Les participants à la Marche des vivants, qu’ils soient survivants, familles de victimes ou étudiants, ont souligné l’importance de transmettre la mémoire des atrocités commises à Auschwitz et Birkenau. Pour beaucoup, cette édition revêtait une dimension particulière en raison des attaques récentes contre des communautés juives, comme celle de Sydney ou encore les violences enregistrées en Europe après les événements du 7 octobre 2023. « La Marche des vivants n’est pas seulement un hommage, c’est un rappel que l’histoire peut se répéter si l’on baisse la garde », a expliqué un étudiant israélien présent sur place.

L’antisémitisme, une ombre persistante sur l’Europe et au-delà

Les déclarations de Revital Yakin Krakovsky ont mis en lumière une réalité inquiétante : la montée de l’antisémitisme, non seulement dans les discours mais aussi dans les actes. En Europe, des manifestations pro-palestiniennes ont parfois basculé dans des slogans ou des violences ouvertement antisémites.
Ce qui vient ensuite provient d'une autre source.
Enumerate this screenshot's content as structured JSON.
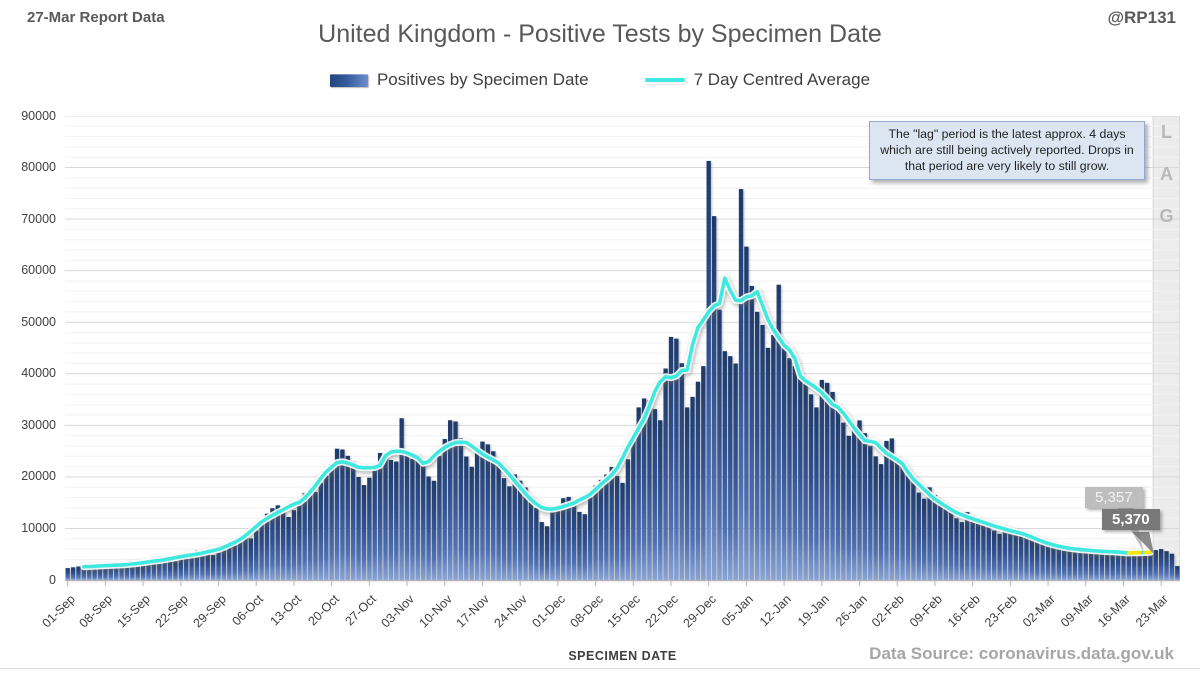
{
  "header": {
    "report_label": "27-Mar Report Data",
    "handle": "@RP131",
    "title": "United Kingdom - Positive Tests by Specimen Date"
  },
  "legend": {
    "bars_label": "Positives by Specimen Date",
    "line_label": "7 Day Centred Average"
  },
  "annotation": {
    "text": "The \"lag\" period is the latest approx. 4 days which are still being actively reported. Drops in that period are very likely to still grow.",
    "lag_label": "LAG"
  },
  "callouts": [
    {
      "label": "5,357",
      "point_index": 200
    },
    {
      "label": "5,370",
      "point_index": 201
    }
  ],
  "axes": {
    "x_title": "SPECIMEN DATE",
    "y_ticks": [
      0,
      10000,
      20000,
      30000,
      40000,
      50000,
      60000,
      70000,
      80000,
      90000
    ],
    "y_minor_step": 2000,
    "x_tick_labels": [
      "01-Sep",
      "08-Sep",
      "15-Sep",
      "22-Sep",
      "29-Sep",
      "06-Oct",
      "13-Oct",
      "20-Oct",
      "27-Oct",
      "03-Nov",
      "10-Nov",
      "17-Nov",
      "24-Nov",
      "01-Dec",
      "08-Dec",
      "15-Dec",
      "22-Dec",
      "29-Dec",
      "05-Jan",
      "12-Jan",
      "19-Jan",
      "26-Jan",
      "02-Feb",
      "09-Feb",
      "16-Feb",
      "23-Feb",
      "02-Mar",
      "09-Mar",
      "16-Mar",
      "23-Mar"
    ]
  },
  "footer": {
    "source": "Data Source: coronavirus.data.gov.uk"
  },
  "chart_data": {
    "type": "bar",
    "title": "United Kingdom - Positive Tests by Specimen Date",
    "xlabel": "SPECIMEN DATE",
    "ylabel": "",
    "ylim": [
      0,
      90000
    ],
    "x_start": "01-Sep",
    "x_end": "26-Mar",
    "x_tick_step_days": 7,
    "legend_position": "top",
    "grid": "horizontal, minor every 2000, major every 10000",
    "series": [
      {
        "name": "Positives by Specimen Date",
        "type": "bar",
        "values": [
          2310,
          2460,
          2620,
          2870,
          2790,
          2530,
          2420,
          2580,
          2840,
          3050,
          3290,
          3180,
          2910,
          2720,
          3100,
          3480,
          3870,
          4180,
          4320,
          3940,
          3650,
          4150,
          4760,
          5310,
          5690,
          5470,
          5020,
          4830,
          5620,
          6420,
          6880,
          7430,
          8190,
          8610,
          8060,
          9570,
          11480,
          12870,
          13920,
          14480,
          13190,
          12240,
          13550,
          15210,
          16830,
          17480,
          17060,
          18860,
          20230,
          22480,
          25470,
          25310,
          24080,
          22950,
          19980,
          18420,
          19840,
          22390,
          24650,
          24210,
          23280,
          22980,
          31380,
          24860,
          23480,
          24260,
          22450,
          20080,
          19240,
          24050,
          27340,
          30980,
          30760,
          27490,
          23950,
          21960,
          24680,
          26850,
          26310,
          24980,
          22360,
          19750,
          18170,
          20480,
          19260,
          17950,
          16150,
          13960,
          11240,
          10420,
          14230,
          14480,
          15860,
          16120,
          15380,
          13210,
          12760,
          16780,
          18350,
          19420,
          20460,
          21930,
          20170,
          18840,
          23420,
          27360,
          33480,
          35210,
          34870,
          33150,
          30980,
          41020,
          47150,
          46820,
          42050,
          33480,
          35520,
          38460,
          41480,
          81290,
          70580,
          52430,
          44380,
          43420,
          41980,
          75830,
          64660,
          57040,
          52010,
          49480,
          45030,
          47520,
          57280,
          45480,
          43010,
          41490,
          38960,
          38520,
          36010,
          33480,
          38810,
          38240,
          36480,
          32960,
          30520,
          27980,
          29480,
          30960,
          28490,
          25960,
          23980,
          22480,
          26980,
          27460,
          23510,
          21980,
          21260,
          19480,
          16950,
          15780,
          17980,
          16480,
          14960,
          14280,
          13450,
          11960,
          11230,
          13180,
          12480,
          11960,
          11470,
          10780,
          9580,
          8960,
          10480,
          10150,
          9680,
          9370,
          8790,
          7760,
          7310,
          7960,
          7180,
          6780,
          6510,
          6180,
          5780,
          5490,
          6280,
          5990,
          5870,
          5690,
          5590,
          5180,
          4890,
          5780,
          5610,
          5500,
          5300,
          5000,
          4700,
          5200,
          5800,
          6000,
          5590,
          5100,
          2700
        ]
      },
      {
        "name": "7 Day Centred Average",
        "type": "line",
        "derivation": "7-day centred mean of the bar series",
        "end_labels": [
          "5,357",
          "5,370"
        ]
      }
    ],
    "highlight": {
      "avg_last_index": 201,
      "yellow_segments": [
        [
          197,
          199
        ],
        [
          200,
          201
        ]
      ],
      "lag_band_start_index": 202
    }
  },
  "colors": {
    "bar_top": "#1d3a6b",
    "bar_mid": "#2f5192",
    "bar_low": "#4e71b4",
    "bar_bottom": "#88a4d8",
    "avg_line": "#3fe9df",
    "highlight_yellow": "#ffe600",
    "lag_band": "#ececec",
    "grid_major": "#d9d9d9",
    "grid_minor": "#f2f2f2",
    "axis": "#b7b7b7",
    "annotation_bg": "#dce6f2",
    "title_gray": "#595959"
  }
}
Aux États-Unis, les universités sont devenues des foyers de tensions, tandis qu’en France, les actes antisémites ont augmenté de plus de 300 % depuis 2023, selon les associations de défense des droits. « L’antisémitisme n’est plus un phénomène marginal, il s’affiche au grand jour et se banalise », a alerté la responsable de la Marche des vivants.
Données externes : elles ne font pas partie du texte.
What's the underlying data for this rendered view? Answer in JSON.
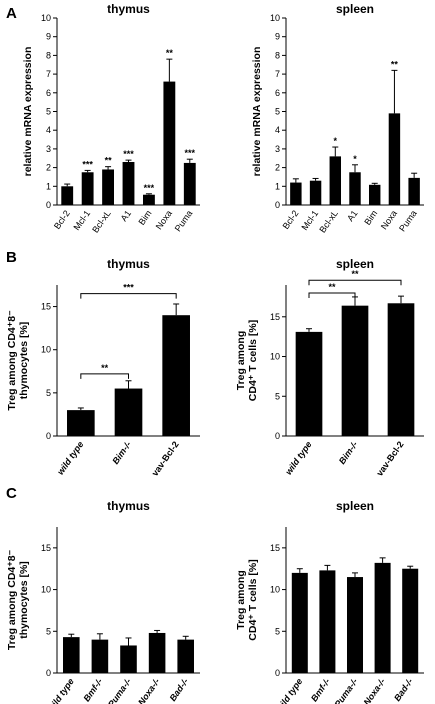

Parmi les invités de cette édition figuraient également des représentants des communautés juives victimes d’attaques récentes, comme Hannah Abesidon, qui a livré un témoignage poignant sur la perte de son père. Son récit a rappelé que l’antisémitisme ne tue pas seulement des individus : il cherche à effacer une mémoire collective. « Quand on tue un Juif aujourd’hui, c’est toujours parce qu’il est juif », a-t-elle martelé, soulignant l’urgence de lutter contre cette idéologie.

Et maintenant ?

La prochaine édition de la Marche des vivants est déjà attendue pour 2027, avec l’espoir que la situation géopolitique se soit apaisée, permettant une participation encore plus large de survivants et de délégations internationales. En Israël, les commémorations de Yom HaShoah devraient continuer à mobiliser la population, tandis que les associations de lutte contre l’antisémitisme appellent à renforcer les mesures de protection des communautés juives. Reste à voir si les gouvernements européens et internationaux prendront des mesures concrètes pour endiguer la montée des violences. Une chose est sûre : tant que des survivants comme ceux présents à Auschwitz témoignent, la mémoire de l’Holocauste restera un rempart contre l’oubli.
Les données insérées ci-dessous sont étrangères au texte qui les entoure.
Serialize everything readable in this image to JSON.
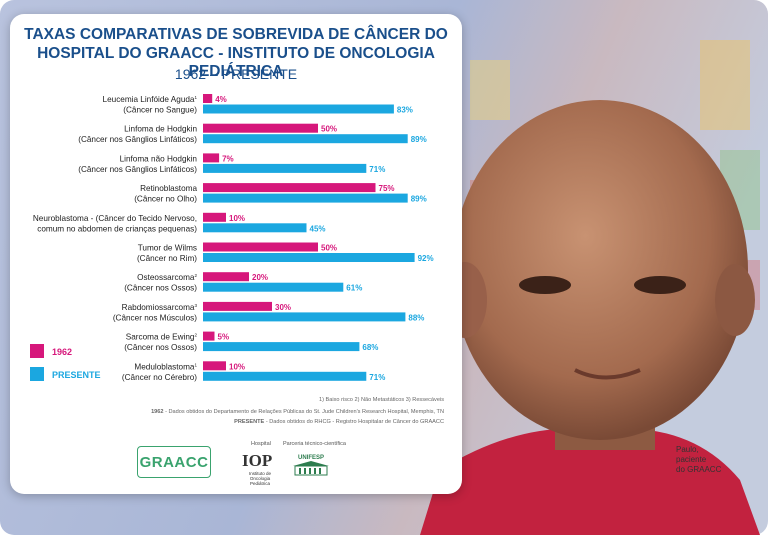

Pour clore, cette édition 2026 de la Marche des vivants a rappelé une vérité simple mais essentielle : commémorer n’est pas suffisant. La lutte contre l’antisémitisme et toute forme de haine raciale exige une vigilance constante, des actes concrets et une éducation sans relâche. Autant dire que le chemin à parcourir reste long, face à un phénomène qui, comme le soulignait Hannah Abesidon, « commence avec les Juifs… mais ne s’arrête jamais à eux ».

La Marche des vivants se déroule chaque année sur le site du camp d’extermination d’Auschwitz-Birkenau, en Pologne, car il s’agit du symbole le plus marquant de la Shoah. C’est à Auschwitz que plus d’1,1 million de personnes, principalement des Juifs, ont été assassinées entre 1940 et 1945. Organiser la marche sur place permet aux participants de marcher dans les pas des victimes et de rendre hommage là où l’histoire s’est écrite, selon les organisateurs.

Yom HaShoah, ou Journée de commémoration de l’Holocauste, est fixée selon le calendrier hébraïque, généralement en avril ou mai. En 2026, elle a coïncidé avec la Marche des vivants. Cette date commémore le début du soulèvement du ghetto de Varsovie en 1943. La Journée internationale du 27 janvier, elle, a été proclamée par l’ONU en 2005 et correspond à la libération du camp d’Auschwitz par l’Armée rouge en 1945. Les deux dates visent à honorer les victimes, mais selon des traditions et des contextes différents.